> Quoting Oren Laadan (
orenl@cs.columbia.edu):
>>
>> Serge E. Hallyn wrote:
>>> Quoting Oren Laadan (
orenl@cs.columbia.edu):
>>>> Create trivial sys_checkpoint and sys_restore system calls. They will
>>>> enable to checkpoint and restart an entire container, to and from a
>>>> checkpoint image file descriptor.
>>>>
>>>> The syscalls take a file descriptor (for the image file) and flags as
>>>> arguments. For sys_checkpoint the first argument identifies the target
>>>> container; for sys_restart it will identify the checkpoint image.
>>>>
>>>> Signed-off-by: Oren Laadan <orenl@cs.columbia.edu>
>>>> ---
>> [...]
>>
>>>> +/**
>>>> + * sys_checkpoint - checkpoint a container
>>>> + * @pid: pid of the container init(1) process
>>>> + * @fd: file to which dump the checkpoint image
>>>> + * @flags: checkpoint operation flags
>>>> + */
>>>> +asmlinkage long sys_checkpoint(pid_t pid, int fd, unsigned long flags)
>>>> +{
>>>> + pr_debug("sys_checkpoint not implemented yet\n");
>>>> + return -ENOSYS;
>>>> +}
>>>> +/**
>>>> + * sys_restart - restart a container
>>>> + * @crid: checkpoint image identifier
>>> So can we compare your api to Andrey's?
>>>
>>> You've explained before that crid is used to tie together multiple
>>> calls to checkpoint, but why do you have to specify it for restart?
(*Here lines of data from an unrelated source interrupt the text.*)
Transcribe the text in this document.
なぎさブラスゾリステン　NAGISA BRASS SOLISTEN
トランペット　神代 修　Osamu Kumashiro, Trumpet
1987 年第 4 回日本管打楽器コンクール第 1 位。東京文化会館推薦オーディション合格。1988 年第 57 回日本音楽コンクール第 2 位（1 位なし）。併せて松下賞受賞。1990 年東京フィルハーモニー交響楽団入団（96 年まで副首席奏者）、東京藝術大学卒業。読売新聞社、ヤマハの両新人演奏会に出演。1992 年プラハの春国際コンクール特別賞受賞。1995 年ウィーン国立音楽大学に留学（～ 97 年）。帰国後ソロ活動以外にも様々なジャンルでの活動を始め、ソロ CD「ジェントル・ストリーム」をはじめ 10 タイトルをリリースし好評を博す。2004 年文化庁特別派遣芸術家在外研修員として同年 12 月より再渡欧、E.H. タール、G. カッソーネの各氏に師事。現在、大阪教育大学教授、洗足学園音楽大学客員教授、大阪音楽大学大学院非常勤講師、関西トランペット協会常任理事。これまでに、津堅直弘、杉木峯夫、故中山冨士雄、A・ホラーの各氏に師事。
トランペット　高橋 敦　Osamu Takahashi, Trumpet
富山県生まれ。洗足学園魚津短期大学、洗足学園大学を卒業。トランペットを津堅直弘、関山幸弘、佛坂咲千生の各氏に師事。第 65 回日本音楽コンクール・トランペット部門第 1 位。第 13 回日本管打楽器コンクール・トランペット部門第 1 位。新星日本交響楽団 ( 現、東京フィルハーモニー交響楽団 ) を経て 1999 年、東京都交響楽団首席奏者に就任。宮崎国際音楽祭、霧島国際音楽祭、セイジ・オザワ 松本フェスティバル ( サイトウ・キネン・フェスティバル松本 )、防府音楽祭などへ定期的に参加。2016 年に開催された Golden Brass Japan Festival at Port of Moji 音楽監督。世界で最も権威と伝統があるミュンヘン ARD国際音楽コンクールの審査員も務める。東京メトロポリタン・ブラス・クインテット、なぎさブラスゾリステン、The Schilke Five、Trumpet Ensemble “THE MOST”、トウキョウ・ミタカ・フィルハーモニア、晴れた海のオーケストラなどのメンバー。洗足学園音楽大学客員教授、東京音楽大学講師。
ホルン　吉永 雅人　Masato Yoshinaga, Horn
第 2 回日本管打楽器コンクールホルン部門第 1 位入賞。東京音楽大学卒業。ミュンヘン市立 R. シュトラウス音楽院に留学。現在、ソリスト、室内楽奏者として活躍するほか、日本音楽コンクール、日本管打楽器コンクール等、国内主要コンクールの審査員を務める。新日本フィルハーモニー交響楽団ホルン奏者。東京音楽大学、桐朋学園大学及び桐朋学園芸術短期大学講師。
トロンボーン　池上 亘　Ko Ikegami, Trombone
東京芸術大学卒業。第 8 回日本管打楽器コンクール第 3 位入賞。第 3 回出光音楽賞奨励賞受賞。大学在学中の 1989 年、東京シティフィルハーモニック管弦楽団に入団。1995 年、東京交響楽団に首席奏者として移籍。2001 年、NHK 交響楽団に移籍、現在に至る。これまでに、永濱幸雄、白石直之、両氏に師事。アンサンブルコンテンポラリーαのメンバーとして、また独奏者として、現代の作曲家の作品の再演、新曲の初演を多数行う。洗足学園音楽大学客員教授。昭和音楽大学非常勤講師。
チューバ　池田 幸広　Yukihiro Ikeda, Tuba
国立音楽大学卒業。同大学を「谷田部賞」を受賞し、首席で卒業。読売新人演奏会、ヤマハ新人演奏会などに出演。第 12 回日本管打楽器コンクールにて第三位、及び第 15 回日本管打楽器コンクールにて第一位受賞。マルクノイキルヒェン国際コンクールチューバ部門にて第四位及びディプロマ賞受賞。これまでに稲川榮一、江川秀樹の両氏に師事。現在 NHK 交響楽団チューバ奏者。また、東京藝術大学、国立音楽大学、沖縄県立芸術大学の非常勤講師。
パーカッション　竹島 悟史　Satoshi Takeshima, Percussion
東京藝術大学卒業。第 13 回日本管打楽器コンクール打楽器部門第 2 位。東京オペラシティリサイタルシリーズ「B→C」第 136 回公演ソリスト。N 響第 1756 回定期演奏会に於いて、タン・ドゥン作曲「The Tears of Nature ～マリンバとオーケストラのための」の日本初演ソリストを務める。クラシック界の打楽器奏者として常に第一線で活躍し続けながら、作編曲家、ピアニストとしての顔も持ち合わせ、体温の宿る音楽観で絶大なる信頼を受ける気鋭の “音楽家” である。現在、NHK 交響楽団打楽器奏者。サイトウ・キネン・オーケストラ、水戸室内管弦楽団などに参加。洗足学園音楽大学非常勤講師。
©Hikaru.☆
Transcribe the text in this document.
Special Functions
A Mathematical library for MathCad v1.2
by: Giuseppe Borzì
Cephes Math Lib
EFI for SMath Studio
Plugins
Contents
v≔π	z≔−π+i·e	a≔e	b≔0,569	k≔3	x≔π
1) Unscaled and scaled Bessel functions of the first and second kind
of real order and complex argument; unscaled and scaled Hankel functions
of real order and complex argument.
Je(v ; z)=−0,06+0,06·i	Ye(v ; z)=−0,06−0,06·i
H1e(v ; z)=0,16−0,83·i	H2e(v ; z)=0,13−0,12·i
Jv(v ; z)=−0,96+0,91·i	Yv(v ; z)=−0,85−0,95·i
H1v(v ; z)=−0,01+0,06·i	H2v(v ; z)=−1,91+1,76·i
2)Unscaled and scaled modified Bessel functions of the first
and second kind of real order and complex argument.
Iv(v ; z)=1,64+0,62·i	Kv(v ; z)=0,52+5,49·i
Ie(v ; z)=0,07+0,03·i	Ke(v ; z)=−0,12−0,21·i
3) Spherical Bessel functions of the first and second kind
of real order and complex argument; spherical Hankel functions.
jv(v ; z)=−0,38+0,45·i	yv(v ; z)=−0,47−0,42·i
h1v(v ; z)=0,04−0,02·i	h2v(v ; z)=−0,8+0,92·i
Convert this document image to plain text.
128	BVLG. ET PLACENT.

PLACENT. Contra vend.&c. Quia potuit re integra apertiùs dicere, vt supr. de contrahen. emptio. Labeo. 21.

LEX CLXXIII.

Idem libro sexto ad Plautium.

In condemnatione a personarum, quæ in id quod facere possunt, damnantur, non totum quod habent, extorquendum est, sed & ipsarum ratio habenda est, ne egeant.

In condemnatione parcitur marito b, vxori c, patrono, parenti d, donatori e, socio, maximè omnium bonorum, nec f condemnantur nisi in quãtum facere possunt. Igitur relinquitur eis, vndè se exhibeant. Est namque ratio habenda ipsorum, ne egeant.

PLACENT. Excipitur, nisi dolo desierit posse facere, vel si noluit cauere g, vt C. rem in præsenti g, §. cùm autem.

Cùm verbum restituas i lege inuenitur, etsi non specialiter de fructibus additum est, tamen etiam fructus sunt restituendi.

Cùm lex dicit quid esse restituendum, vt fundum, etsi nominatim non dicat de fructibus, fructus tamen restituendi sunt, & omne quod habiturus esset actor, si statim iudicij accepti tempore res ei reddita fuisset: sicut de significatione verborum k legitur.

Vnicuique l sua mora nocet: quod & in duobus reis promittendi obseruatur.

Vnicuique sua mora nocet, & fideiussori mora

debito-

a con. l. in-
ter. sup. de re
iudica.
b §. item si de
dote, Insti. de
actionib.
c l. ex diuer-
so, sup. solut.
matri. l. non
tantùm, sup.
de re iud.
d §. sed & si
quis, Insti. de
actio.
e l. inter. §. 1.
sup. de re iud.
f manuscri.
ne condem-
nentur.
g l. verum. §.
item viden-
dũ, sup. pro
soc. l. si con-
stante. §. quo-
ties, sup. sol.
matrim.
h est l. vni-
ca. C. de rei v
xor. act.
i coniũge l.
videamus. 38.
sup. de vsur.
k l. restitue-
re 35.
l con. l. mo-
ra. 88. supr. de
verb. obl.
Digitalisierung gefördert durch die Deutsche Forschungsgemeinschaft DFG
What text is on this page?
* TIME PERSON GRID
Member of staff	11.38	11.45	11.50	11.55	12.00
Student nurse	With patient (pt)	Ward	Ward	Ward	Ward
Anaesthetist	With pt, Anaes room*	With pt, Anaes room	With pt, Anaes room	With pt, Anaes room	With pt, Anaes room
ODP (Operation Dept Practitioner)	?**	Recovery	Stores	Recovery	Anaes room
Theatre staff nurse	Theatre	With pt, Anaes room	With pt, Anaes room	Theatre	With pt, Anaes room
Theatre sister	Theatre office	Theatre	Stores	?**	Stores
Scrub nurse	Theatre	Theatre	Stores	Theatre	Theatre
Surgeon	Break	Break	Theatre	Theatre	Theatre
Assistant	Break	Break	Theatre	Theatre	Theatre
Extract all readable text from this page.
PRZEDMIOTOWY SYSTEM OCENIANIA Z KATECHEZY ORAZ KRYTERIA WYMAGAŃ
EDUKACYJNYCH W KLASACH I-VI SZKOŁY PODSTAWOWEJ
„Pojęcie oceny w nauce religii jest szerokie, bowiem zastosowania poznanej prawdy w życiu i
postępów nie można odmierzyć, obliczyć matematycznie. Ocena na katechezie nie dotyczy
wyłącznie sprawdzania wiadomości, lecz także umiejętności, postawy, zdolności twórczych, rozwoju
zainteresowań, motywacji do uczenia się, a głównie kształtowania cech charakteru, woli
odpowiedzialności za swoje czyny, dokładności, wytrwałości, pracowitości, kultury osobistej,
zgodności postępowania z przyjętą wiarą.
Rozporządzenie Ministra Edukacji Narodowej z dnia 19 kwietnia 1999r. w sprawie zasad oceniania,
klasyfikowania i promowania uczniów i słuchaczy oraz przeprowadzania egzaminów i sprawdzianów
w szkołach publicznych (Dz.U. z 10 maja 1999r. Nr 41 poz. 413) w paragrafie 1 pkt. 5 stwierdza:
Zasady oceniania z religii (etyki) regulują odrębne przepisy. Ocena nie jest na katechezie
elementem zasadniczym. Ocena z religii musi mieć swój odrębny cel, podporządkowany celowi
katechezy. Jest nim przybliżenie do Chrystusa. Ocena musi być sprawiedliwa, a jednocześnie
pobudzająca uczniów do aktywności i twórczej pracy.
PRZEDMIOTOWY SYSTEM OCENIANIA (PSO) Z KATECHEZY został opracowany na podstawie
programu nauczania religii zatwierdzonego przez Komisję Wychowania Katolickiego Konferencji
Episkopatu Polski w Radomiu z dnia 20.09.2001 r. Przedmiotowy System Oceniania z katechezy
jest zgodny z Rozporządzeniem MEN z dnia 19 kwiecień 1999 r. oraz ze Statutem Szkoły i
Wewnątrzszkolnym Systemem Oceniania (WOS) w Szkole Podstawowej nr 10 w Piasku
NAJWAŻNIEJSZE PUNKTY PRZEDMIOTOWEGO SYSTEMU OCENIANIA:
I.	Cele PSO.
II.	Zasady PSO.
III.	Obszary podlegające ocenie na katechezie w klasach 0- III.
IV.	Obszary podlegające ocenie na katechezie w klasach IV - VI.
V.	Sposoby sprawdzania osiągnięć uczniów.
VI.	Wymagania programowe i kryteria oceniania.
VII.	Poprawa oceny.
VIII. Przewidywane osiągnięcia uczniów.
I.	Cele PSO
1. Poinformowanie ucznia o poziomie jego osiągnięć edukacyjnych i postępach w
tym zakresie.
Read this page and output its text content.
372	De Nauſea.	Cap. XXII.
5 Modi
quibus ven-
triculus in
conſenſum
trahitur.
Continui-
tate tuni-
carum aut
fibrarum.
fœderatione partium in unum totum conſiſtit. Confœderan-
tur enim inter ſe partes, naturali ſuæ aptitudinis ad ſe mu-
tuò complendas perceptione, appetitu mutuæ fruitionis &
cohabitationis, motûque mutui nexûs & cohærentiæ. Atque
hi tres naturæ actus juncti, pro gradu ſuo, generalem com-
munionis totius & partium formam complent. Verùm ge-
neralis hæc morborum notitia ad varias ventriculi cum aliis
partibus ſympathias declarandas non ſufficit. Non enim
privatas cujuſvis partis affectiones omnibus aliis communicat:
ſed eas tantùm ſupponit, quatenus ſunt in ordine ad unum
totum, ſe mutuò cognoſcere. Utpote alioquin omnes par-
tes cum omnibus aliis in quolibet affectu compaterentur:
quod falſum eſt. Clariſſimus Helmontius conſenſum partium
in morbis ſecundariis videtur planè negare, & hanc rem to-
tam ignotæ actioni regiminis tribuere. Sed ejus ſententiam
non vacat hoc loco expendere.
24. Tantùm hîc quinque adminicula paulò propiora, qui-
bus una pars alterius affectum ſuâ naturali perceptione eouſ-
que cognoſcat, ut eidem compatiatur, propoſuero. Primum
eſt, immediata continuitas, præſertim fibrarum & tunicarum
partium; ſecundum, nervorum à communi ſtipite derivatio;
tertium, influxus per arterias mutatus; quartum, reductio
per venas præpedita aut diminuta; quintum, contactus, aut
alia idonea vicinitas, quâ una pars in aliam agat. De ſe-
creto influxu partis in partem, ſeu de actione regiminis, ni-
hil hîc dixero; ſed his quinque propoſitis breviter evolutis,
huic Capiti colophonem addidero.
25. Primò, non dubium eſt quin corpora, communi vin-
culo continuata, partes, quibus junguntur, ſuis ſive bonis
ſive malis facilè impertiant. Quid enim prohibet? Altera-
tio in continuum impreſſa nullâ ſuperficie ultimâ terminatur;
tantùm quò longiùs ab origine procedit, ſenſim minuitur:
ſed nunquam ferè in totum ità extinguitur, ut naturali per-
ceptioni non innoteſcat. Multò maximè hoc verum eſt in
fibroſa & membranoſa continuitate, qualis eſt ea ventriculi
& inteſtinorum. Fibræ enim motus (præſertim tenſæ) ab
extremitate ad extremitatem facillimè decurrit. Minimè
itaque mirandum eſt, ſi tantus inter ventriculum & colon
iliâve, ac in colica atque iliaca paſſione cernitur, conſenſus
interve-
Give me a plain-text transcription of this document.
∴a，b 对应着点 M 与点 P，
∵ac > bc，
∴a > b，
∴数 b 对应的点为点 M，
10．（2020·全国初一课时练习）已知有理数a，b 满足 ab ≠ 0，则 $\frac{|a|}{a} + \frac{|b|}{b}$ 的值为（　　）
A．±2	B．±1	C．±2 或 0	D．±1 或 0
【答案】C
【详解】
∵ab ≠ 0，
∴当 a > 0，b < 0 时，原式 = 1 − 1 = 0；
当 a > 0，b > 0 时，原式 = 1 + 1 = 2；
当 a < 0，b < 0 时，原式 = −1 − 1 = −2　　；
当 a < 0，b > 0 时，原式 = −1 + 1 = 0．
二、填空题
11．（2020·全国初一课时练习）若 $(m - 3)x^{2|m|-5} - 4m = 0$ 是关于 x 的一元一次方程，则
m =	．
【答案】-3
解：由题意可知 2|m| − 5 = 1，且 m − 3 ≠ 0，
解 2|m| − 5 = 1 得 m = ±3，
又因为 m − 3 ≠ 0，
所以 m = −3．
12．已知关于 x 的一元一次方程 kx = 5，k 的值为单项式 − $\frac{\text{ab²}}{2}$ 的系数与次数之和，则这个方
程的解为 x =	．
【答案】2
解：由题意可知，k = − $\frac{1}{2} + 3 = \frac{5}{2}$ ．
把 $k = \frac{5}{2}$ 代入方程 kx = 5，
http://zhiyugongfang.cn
>>> Can't it just come from the fd? Or, the fd will be passed in
>>> seek()d to the right position for the data for this task, so the crid
>>> won't be available there?
>> I added the 'crid' inside to support a mode of operation in which we
>> would like the checkpoint data to remain in memory across multiple
>> system calls. Here are example scenarios:
>>
>> 1) We will want to reduce down time by first buffering the checkpoint
>> image in memory, then resuming the container, and only then writing
>> the data back to a (the) file descriptor.
>> So instead of:
>> freeze -> checkpoint and write back -> unfreeze
>> We want:
>> freeze -> checkpoint to buffer -> unfreeze -> write back
>> I envision each of these steps to be a separate invocation of a syscall.
>> to the 'crid' returned by the sys_checkpoint() at the 2nd step, will be
>> used to identify that data in the 4th step. (Note, that between the
>> unfreeze and the write-back, another checkpoint may be already taken).
>>
>> 2) A task may want to take a checkpoint (e.g. of itself, or a whole
>> container) and keep that checkpoint in memory; at a later time it may
>> want to revert to that checkpoint. Moreover, it may keep multiple such
>> checkpoints (to where it may want to return). 'crid' tells sys_restart
>> which one to use.
>>
>> Note that this 'crid' will in fact be tied to resources that are kept
>> by the kernel - e.g. references to COW pages (when we add that).
>> Louis suggested to use a specialized FD instead of a numeric 'crid'
>> (that is: create a anonymous inode and a struct file that represent
>> that checkpoint in the kernel, and return an FD to it). This approach
>> has pros and cons of 'crid' (see the archives of the containers
>> mailing list). For now I kept 'crid', but I'm definitely open to change
>> it to a FD.
>>
>> Oren.
>
> Oh, so the crid identifies one checkpoint inside the file - the single
> file can store multiple checkpoints?